The only counceling that I had was pre-adoption. Which in those days ment once a week I was told that I had nothing to offer. After several years and a bad marriage resulting in a wonderful son I learned how to cope.

About two years ago I was contacted by my daughter. The contact brought up a lot of old hurts but it was well worth it to hear from her and know that she was alive, loved by her a.family, well educated happily married with one child and another on the way. After awhile she asked if we could meet. I offered to visit (breifly) while on vacation but she wanted to come here as her a.mom wasn't ready to deal with me in the same town.

In the first letter I recieved my dtr. asked about her b.dad.
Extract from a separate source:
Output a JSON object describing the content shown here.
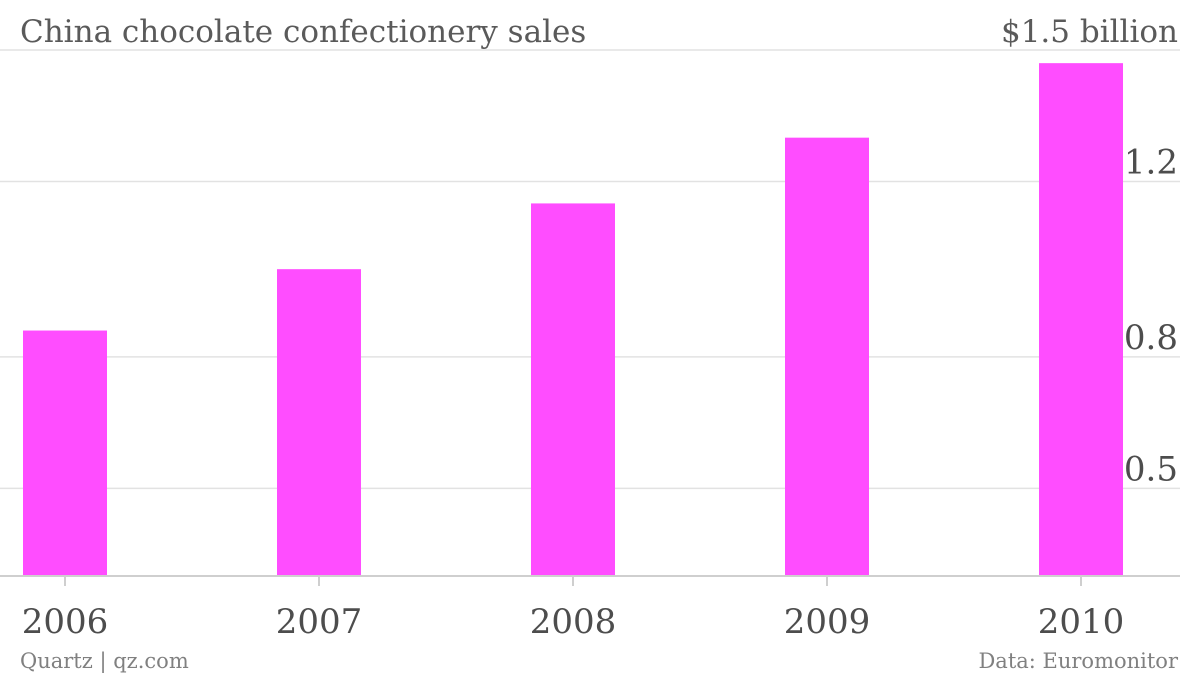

I reluctantly gave her the
information and warned her that he might not be receptive. I told her that he had not helped me but not the mean things he said.

Lo and behold he was thrilled to hear from her! He has no other children and was going to face a lonely old age. He claimed remorse and even wrote an apology to me.
I was happy for both of them.

While I was on vacation he suprised her with a visit. She was tickled to death and they bonded immediately. I felt it was unfair for him to jump the gun on me like that but kept my mouth shut. To her he was great!

She e-mailed me some excerpts from some of his letters to her. He never lied but I feel that he subtally put me in a bad light to make his behavior seem more understandable. Again I said nothing.

After she and I met she wrote that she felt confused and would get back to me when she could handle it.

I admit that I was a nervous wreck when we met and probably too clingy afterward. I also know she has issues with her a.family. However it still hurts to think that she "fell in love" with b.dad instantly and not with me. I'm the one that wanted her.- Patty-cake

Last edited by Patty-cake : 05-27-2006 at 02:34 PM.